Is that even possible? “I guess so.”
He spins me around, where, off in the distance, Sai is standing near Nicole, like he often is, but they are definitely holding hands, like he hasn’t done, at least where I could see him, before. It isn’t unexpected or shocking or wrong in any way, but I’m still fairly convinced my heart drops to a new, lower, sadder location.
I just shrug, though. Travis doesn’t need to know about my heart’s southern migration. “Figures.”
“It’s so boring and expected,” he says. “Are you okay?”
“Of course! You’re so weird.”
“Duh.” He waves and takes off down the hallway.
My phone rings as I’m going through my locker to make sure I have everything I need for the weekend (and concentrating on not looking crushed). I don’t recognize the number, but considering I hardly have anyone’s, I still take every call that comes in.
“Hey, sweetie, it’s Kate. What are you up to? Big Friday night plans?”
“Totally not.” Tomorrow I’m going out for karaoke with everyone—even if maybe I shouldn’t give Mira more chances to be mean to me—and on Sunday Travis invited me to go shopping at Fashion Square for new jeans. It’s weird to have this crowded of a weekend, but I’m trying to dwell on the positive and not the weird.
“Oh, good, because I know this is such short notice, but let’s go get dinner and chat.

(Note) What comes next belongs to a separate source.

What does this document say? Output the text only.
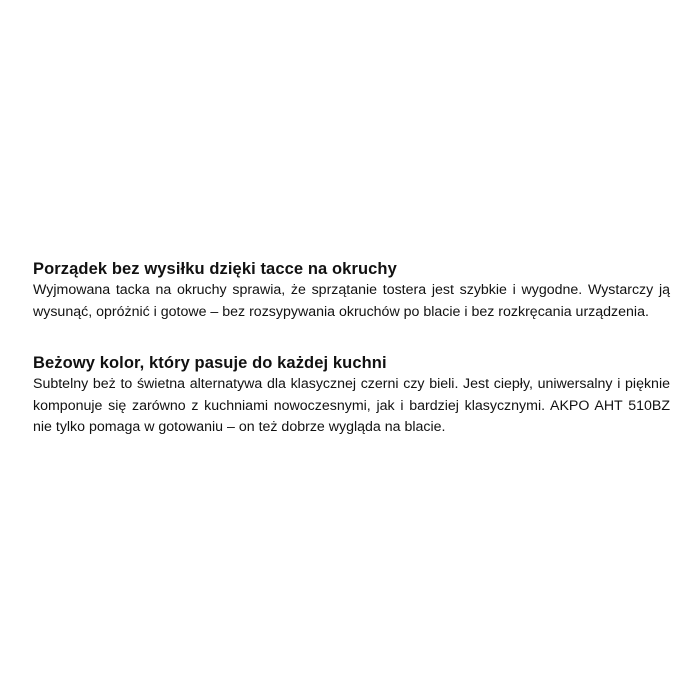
Porządek bez wysiłku dzięki tacce na okruchy

Wyjmowana tacka na okruchy sprawia, że sprzątanie tostera jest szybkie i wygodne. Wystarczy ją wysunąć, opróżnić i gotowe – bez rozsypywania okruchów po blacie i bez rozkręcania urządzenia.

Beżowy kolor, który pasuje do każdej kuchni

Subtelny beż to świetna alternatywa dla klasycznej czerni czy bieli. Jest ciepły, uniwersalny i pięknie komponuje się zarówno z kuchniami nowoczesnymi, jak i bardziej klasycznymi. AKPO AHT 510BZ nie tylko pomaga w gotowaniu – on też dobrze wygląda na blacie.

I want to hear about everything, and I know there’s only so much we can talk about in Reece’s presence.” She laughs, and I can’t help joining in. “So tonight? I’ve already run it past Reece, and I can pick you up.”
“Um, sure. What time?”
“Our reservations are for eight, so seven-thirty-ish? See you then, Devan.”
After double-checking I have everything in my bag, I slam my locker door and head out to the parking lot. My mother’s car is right up front, and I get into it like everything with us is fine. I guess everything is fine, or as fine as it’s going to be.